[Note 1364: ][(retour) ] Davillé, p. 145.
[Note 1365: ][(retour) ] Lettres, t. IX, p. 334.
Henri III avait envoyé à Soissons, pour faire une dernière tentative, Bellièvre, le conciliant Bellièvre. Peut-être le duc de Guise aurait-il continué les négociations sans conclure ni rompre, car, ayant lié partie avec Philippe II, il était obligé de subordonner ses mouvements à ceux du roi d'Espagne et la prise d'armes de la Ligue à l'apparition encore ajournée de l'Armada. Mais il devait compter plus encore avec les ligueurs parisiens qui, par zèle et aussi par peur, étaient impatients d'agir. Ils s'étaient élevés en armes contre les archers du roi, chargés d'arrêter trois prédicateurs factieux; ils avaient assailli le duc d'Épernon sur le pont Notre-Dame, et ils avaient lieu de craindre que le Roi, ainsi bravé, ne voulût prendre sa revanche. Aussi pressaient-ils leur chef d'arriver. Guise, pour avoir un prétexte d'intervenir, refusait obstinément toute concession à Bellièvre. Catherine lui faisait dire (22 avril) «le regret extresme que j'auray s'il ne donne contantement au Roi monsgr et filz»[1366]. Mais il lui importait beaucoup plus de contenter ses partisans que son maître: «... Je veoy, écrivait Bellièvre le 24 avril, ces princes estre tellement altérés des avis qui leur sont donnés du cousté de Paris que je crains fort que le succès ne soit pas tel que nous devons désirer pour le contentement du Roy et le repos de ce Royaulme»[1367]. Et, désespérant d'aboutir, il demanda son rappel.
[Note 1366: ][(retour) ] 22 avril 1588, Ibid., p. 336.
[Note 1367: ][(retour) ] 24 ou 26 avril, Ibid., p. 335, note 1.
Henri III était exaspéré, comme le prouve un billet à Villeroy: «La passion à la fin blessée se tourne en fureur; qu'ils ne m'y mettent point.» Il fit défendre à Guise de venir à Paris sous peine d'être rendu responsable des «émotions» qui pourraient s'ensuivre. Mais les ligueurs parisiens décidèrent leur chef à passer outre. Le 9 mai, quelques heures après le retour de Bellièvre, il entrait lui-même à Paris par la porte Saint-Denis avec neuf ou dix compagnons. Aussitôt qu'il fut reconnu, les acclamations, les cris de «Vive Guise!» «Vive le pilier de l'Église!» éclatèrent. La foule se pressait autour de lui, confiante, familière, heureuse de le voir, de toucher son manteau. Mais cette explosion d'enthousiasme populaire était pour lui un danger de plus; il pouvait craindre la peur du Roi, plus redoutable encore que son orgueil. Il alla droit à l'hôtel que la Reine-mère habitait depuis quelques années près du Louvre, pour s'expliquer et se faire comme une sauvegarde de sa politique conciliante contre le premier mouvement de la fureur de son fils[1368].

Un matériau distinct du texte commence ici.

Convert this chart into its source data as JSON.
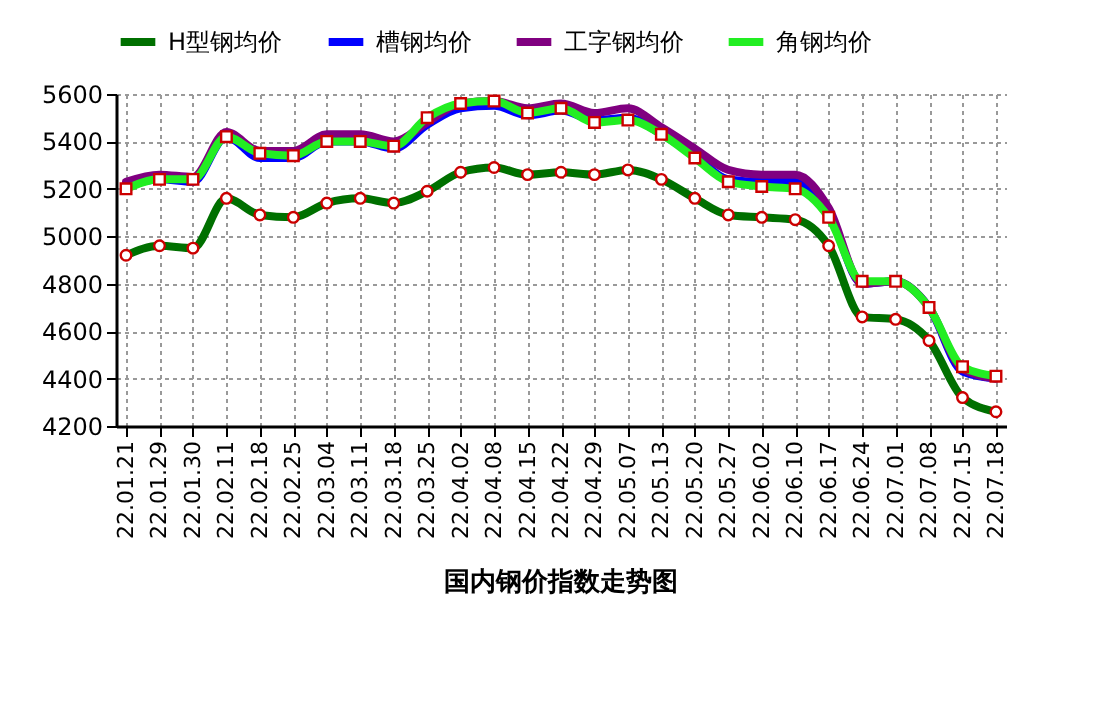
{
  "chart_data": {
    "type": "line",
    "title": "国内钢价指数走势图",
    "categories": [
      "22.01.21",
      "22.01.29",
      "22.01.30",
      "22.02.11",
      "22.02.18",
      "22.02.25",
      "22.03.04",
      "22.03.11",
      "22.03.18",
      "22.03.25",
      "22.04.02",
      "22.04.08",
      "22.04.15",
      "22.04.22",
      "22.04.29",
      "22.05.07",
      "22.05.13",
      "22.05.20",
      "22.05.27",
      "22.06.02",
      "22.06.10",
      "22.06.17",
      "22.06.24",
      "22.07.01",
      "22.07.08",
      "22.07.15",
      "22.07.18"
    ],
    "series": [
      {
        "name": "H型钢均价",
        "color": "#007000",
        "marker": "circle",
        "values": [
          4920,
          4960,
          4950,
          5160,
          5090,
          5080,
          5140,
          5160,
          5140,
          5190,
          5270,
          5290,
          5260,
          5270,
          5260,
          5280,
          5240,
          5160,
          5090,
          5080,
          5070,
          4960,
          4660,
          4650,
          4560,
          4320,
          4260
        ]
      },
      {
        "name": "槽钢均价",
        "color": "#0000ff",
        "marker": "none",
        "values": [
          5210,
          5240,
          5230,
          5420,
          5330,
          5330,
          5400,
          5400,
          5370,
          5470,
          5540,
          5550,
          5510,
          5530,
          5490,
          5500,
          5430,
          5340,
          5240,
          5230,
          5230,
          5100,
          4800,
          4810,
          4700,
          4430,
          4400
        ]
      },
      {
        "name": "工字钢均价",
        "color": "#800080",
        "marker": "none",
        "values": [
          5230,
          5260,
          5250,
          5440,
          5360,
          5360,
          5430,
          5430,
          5400,
          5480,
          5560,
          5570,
          5540,
          5560,
          5520,
          5540,
          5460,
          5370,
          5280,
          5260,
          5260,
          5120,
          4800,
          4810,
          4700,
          4440,
          4400
        ]
      },
      {
        "name": "角钢均价",
        "color": "#22ee22",
        "marker": "square",
        "values": [
          5200,
          5240,
          5240,
          5420,
          5350,
          5340,
          5400,
          5400,
          5380,
          5500,
          5560,
          5570,
          5520,
          5540,
          5480,
          5490,
          5430,
          5330,
          5230,
          5210,
          5200,
          5080,
          4810,
          4810,
          4700,
          4450,
          4410
        ]
      }
    ],
    "ylim": [
      4200,
      5600
    ],
    "yticks": [
      4200,
      4400,
      4600,
      4800,
      5000,
      5200,
      5400,
      5600
    ],
    "grid": true,
    "legend": "top",
    "line_style": "solid"
  }
}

Le ligueur anonyme, qui a laissé de ces mémorables événements un récit, à ce qu'il semble, bien informé, raconte que la naine de Catherine, regardant d'aventure par la fenêtre, s'écria que le duc de Guise était à la porte, et que la Reine-mère, croyant à une plaisanterie, dit «qu'il falloit bailler le fouet à ceste nayne qui mentoit». Mais «à l'instant, elle cogneust que la nayne disoit vray». Il ajoute, sans souci de la contradiction, qu'elle «fut tellement esmeue d'ayse et de contentement qu'on la vit (singuliers signes de contentement!) trembler, frissonner et changer de couleur»[1369]. L'ambassadeur vénitien écrit, le jour même, qu'elle «resta toute sens dessus dessous»[1370], et ce n'était pas de joie. Au fait, Catherine ne cacha pas à Guise qu'elle eût mieux aimé le voir en une autre saison. Mais il lui importait avant tout d'empêcher entre son fils et le chef de la Ligue une rupture irréparable, et peut-être craignait-elle pis encore.
[Note 1368: ][(retour) ]: Mariéjol, Histoire de France de Lavisse, t. VI, 1, p. 269.
[Note 1369: ][(retour) ] Récit d'un ligueur anonyme, Histoire de la Journée des Barricades de Paris, mai 1588, Archives curieuses, t. XI, p. 368-369.
[Note 1370: ][(retour) ] Cité par Berthold Zeller, qui cependant maintient, Catherine de Médicis et la Journée des Barricades (Revue Historique, t. XLI, sept.-déc. 1889, p. 267), que la Reine-mère était d'accord avec Guise.